The recording, by Rattle, with Hampson in the lead role is outstanding.
There’s of course a later cover version on Naxos, but the Rattle
version is more compelling.
It’s
interesting to listen to the Songs of a Fairytale Princess
in this context. The original piano and voice pieces were written
in 1915, but the composer picked three of them to orchestrate
towards the end of his composing life, as if he were bringing
his early work up to date. The orchestrations add a lot, expanding
the songs into miniature symphonies.
Violin
and flute solos add a mysterious and atmospheric touch, framing
the coloratura vocalise. Sobotka is relatively young but she
is perfectly at ease negotiating the composer’s tricky turns
of phrase and intonation. Her pure, clean tones elide the trills
and melisma with elegant grace. When she sings lines like “mi
go zal” (ist mir so leid) , unaccompanied and alone, she
breathes an earthy personality into the words, enhancing their
meaning, even if you don’t understand a word of Polish. She
has recorded the complete Szymanowski songs with the superlative
young tenor, Piotr Beczala and others, so she, too, has a claim
to being immersed in the composer’s idiom. Indeed, in the second
song, Slowik (Nightingale), she creates a truly mysterious
atmosphere, turning the elaborate vocalise into an almost abstract
meditation.
The
centre-piece of this recording, however is the ballet Harnasie
op 55. Ballet music creates constraints in that a composer has
to write to illustrate whatever will be happening on stage.

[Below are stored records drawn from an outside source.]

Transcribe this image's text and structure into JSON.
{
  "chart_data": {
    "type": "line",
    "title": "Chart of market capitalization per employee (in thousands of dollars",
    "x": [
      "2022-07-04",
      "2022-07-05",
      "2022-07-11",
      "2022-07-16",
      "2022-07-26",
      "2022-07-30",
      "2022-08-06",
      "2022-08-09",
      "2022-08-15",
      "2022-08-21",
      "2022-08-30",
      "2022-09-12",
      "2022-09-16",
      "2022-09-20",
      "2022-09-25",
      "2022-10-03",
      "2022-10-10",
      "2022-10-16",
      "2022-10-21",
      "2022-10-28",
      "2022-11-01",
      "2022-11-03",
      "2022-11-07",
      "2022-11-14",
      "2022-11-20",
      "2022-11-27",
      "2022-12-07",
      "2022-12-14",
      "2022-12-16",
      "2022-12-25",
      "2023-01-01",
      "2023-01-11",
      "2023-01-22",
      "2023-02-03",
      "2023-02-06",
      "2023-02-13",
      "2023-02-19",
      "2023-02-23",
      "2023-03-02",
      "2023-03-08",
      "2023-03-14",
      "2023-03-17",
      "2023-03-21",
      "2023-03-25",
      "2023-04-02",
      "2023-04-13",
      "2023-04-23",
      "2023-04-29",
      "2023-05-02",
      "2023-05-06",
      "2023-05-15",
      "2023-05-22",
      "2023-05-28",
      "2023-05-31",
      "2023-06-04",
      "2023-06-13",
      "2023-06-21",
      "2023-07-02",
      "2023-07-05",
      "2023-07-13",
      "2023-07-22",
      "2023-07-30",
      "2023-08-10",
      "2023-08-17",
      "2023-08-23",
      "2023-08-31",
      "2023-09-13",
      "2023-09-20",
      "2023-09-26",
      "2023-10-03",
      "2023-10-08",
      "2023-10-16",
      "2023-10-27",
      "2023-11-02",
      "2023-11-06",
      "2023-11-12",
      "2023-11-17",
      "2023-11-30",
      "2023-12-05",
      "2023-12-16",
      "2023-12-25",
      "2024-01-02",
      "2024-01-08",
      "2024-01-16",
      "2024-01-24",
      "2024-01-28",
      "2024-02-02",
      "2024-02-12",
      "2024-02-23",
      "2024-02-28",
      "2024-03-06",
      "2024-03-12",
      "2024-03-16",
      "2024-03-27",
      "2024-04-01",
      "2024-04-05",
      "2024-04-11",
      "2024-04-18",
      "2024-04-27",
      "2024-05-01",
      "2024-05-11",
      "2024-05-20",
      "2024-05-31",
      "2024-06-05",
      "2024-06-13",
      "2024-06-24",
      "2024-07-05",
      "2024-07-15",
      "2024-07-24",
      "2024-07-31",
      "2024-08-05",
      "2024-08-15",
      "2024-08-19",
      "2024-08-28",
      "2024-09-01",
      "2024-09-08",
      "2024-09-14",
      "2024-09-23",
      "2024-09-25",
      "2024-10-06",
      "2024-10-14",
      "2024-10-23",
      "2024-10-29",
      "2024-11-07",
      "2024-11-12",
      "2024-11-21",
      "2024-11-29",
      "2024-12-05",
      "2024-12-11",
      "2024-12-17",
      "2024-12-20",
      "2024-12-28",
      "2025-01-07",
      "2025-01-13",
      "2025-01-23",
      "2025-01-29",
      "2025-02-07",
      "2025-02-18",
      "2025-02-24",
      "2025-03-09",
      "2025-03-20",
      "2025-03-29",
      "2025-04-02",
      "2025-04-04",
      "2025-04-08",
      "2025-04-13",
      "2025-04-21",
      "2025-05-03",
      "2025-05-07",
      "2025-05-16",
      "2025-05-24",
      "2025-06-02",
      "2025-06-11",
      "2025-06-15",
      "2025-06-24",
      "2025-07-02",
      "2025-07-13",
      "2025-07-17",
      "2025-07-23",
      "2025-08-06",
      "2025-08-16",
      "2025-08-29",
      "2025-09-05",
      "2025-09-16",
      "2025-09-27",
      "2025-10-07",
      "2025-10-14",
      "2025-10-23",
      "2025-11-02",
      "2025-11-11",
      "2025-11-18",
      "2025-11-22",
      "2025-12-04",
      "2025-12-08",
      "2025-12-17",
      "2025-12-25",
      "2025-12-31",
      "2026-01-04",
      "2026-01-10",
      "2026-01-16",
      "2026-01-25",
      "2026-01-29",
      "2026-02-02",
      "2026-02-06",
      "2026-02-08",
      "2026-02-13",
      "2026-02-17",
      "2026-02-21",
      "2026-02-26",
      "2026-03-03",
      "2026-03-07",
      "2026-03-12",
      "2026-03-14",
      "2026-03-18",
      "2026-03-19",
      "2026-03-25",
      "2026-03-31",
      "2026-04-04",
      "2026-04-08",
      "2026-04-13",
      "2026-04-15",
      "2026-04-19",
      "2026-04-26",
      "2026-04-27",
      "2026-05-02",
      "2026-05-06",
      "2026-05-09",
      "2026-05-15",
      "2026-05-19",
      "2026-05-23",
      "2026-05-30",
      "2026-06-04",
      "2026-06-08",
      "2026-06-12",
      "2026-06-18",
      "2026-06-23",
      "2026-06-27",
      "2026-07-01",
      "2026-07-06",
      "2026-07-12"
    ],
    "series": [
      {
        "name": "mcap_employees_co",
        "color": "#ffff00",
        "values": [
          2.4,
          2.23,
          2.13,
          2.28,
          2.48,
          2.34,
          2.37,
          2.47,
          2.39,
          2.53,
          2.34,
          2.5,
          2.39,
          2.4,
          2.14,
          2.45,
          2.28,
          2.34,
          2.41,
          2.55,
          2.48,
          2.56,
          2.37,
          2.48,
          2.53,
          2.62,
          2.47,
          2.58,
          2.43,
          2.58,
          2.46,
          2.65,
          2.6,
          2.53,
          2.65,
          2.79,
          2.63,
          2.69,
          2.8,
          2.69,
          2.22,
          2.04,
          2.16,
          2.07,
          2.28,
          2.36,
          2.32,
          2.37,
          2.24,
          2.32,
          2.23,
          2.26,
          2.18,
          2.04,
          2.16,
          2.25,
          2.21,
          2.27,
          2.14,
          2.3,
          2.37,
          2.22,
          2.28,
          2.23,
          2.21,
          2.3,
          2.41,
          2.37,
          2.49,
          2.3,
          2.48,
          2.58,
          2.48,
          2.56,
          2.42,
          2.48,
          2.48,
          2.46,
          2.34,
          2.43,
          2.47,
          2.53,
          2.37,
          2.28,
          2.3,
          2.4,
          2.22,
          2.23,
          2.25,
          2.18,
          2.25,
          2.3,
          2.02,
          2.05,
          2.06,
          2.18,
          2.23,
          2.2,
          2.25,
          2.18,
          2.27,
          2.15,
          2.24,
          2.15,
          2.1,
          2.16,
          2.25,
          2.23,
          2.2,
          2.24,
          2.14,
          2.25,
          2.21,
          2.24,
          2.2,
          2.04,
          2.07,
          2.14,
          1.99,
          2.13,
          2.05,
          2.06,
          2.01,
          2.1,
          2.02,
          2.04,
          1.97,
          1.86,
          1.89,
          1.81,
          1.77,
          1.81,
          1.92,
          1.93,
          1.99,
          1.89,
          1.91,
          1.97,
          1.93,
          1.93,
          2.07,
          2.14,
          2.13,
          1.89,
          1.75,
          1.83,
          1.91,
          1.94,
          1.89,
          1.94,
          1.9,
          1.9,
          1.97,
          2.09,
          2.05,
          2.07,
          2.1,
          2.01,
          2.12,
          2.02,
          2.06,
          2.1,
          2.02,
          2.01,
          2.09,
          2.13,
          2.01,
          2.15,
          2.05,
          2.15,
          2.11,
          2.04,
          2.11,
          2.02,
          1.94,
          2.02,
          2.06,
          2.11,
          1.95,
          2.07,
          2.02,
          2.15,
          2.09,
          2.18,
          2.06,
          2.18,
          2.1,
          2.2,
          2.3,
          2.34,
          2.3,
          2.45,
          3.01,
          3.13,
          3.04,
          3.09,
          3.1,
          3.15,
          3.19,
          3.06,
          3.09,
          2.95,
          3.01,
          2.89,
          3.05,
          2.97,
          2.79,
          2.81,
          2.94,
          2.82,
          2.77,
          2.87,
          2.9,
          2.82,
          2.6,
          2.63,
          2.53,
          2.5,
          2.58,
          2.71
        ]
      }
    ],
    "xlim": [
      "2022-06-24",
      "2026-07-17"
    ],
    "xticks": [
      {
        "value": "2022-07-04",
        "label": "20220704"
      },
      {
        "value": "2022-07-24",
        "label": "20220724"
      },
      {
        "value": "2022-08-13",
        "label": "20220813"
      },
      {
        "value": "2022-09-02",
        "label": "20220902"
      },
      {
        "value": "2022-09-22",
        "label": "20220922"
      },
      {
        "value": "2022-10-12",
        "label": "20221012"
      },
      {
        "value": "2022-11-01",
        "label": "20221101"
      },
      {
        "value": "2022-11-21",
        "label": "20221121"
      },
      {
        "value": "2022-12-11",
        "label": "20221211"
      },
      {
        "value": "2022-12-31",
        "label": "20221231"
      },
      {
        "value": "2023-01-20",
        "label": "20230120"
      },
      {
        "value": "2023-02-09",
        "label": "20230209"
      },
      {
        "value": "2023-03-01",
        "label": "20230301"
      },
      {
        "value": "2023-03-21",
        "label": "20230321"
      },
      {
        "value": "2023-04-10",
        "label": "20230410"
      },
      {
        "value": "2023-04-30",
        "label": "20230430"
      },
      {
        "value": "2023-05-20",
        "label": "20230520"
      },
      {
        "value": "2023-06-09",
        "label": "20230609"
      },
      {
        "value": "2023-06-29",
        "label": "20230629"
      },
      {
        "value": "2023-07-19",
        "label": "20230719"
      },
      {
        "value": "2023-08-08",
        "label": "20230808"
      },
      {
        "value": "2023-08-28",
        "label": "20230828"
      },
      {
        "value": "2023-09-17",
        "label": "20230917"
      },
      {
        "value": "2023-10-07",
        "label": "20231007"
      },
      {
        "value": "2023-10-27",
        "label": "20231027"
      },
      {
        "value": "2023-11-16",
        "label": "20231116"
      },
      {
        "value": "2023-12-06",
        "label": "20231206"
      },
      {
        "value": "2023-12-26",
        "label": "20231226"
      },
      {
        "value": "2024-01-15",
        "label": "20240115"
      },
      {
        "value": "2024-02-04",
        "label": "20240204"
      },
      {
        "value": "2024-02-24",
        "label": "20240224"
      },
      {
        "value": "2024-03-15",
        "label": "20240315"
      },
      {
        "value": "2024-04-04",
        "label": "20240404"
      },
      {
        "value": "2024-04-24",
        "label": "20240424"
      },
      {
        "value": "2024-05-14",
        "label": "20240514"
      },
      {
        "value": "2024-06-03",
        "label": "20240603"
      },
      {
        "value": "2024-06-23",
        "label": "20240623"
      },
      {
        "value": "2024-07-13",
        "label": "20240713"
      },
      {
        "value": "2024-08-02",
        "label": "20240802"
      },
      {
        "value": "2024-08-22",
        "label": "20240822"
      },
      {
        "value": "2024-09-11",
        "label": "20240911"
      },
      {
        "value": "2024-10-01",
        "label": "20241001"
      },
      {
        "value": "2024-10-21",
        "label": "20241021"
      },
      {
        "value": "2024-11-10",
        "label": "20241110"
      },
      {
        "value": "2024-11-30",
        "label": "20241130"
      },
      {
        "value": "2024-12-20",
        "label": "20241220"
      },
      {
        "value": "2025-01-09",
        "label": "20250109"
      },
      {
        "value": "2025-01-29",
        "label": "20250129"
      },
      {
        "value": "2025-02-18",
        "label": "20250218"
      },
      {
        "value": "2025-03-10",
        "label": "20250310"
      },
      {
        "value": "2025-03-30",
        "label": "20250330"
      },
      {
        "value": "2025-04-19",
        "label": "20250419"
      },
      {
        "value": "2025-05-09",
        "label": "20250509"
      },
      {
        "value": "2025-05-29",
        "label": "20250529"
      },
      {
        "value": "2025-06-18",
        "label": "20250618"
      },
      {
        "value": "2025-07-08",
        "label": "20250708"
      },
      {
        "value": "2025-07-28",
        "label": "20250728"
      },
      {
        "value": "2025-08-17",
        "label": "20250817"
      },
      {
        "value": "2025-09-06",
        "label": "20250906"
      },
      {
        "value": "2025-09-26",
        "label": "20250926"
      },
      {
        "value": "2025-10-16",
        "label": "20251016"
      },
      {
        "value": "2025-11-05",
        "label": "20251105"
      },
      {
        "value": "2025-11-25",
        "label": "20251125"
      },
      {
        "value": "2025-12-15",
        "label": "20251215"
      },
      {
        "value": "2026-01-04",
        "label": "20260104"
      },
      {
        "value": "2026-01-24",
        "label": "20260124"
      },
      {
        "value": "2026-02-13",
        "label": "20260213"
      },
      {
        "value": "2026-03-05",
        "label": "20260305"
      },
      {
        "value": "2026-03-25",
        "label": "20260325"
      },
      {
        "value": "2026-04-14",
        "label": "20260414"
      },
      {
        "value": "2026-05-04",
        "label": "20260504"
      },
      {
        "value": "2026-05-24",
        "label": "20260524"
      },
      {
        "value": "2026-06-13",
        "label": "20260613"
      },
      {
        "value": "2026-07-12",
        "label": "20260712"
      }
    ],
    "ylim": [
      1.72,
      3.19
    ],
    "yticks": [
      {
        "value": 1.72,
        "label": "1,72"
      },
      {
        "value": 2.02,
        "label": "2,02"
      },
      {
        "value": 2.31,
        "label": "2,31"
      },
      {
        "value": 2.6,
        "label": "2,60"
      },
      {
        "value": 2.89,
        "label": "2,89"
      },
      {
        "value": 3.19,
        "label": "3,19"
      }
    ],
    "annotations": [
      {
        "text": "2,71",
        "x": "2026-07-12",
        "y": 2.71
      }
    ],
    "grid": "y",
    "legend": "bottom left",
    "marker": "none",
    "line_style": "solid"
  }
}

Szymanowski creates the “scenery” with quite distinctly atmospheric
music, evoking in sound images which might describe the wild
mountain fastnesses of the Tatras. Certainly you can hear whips
cracking and horses prancing, if you’re so inclined.
Ballet
music is supposed to illustrate, after all. When the choir appears,
it’s like an explosion, so striking is the scoring. There are
sections here which seem to glow with colour, even without the
visual element of ballet. Rattle plays these up for all they are
worth, for they are meant to be dramatic and uncompromising. The
burst of cymbals that heralds the kidnap is all the more striking
for being followed by spare, minimal writing. Then the voice of
the tenor, Timothy Robinson, rises out in the distance, as if
he were singing from the mountain top.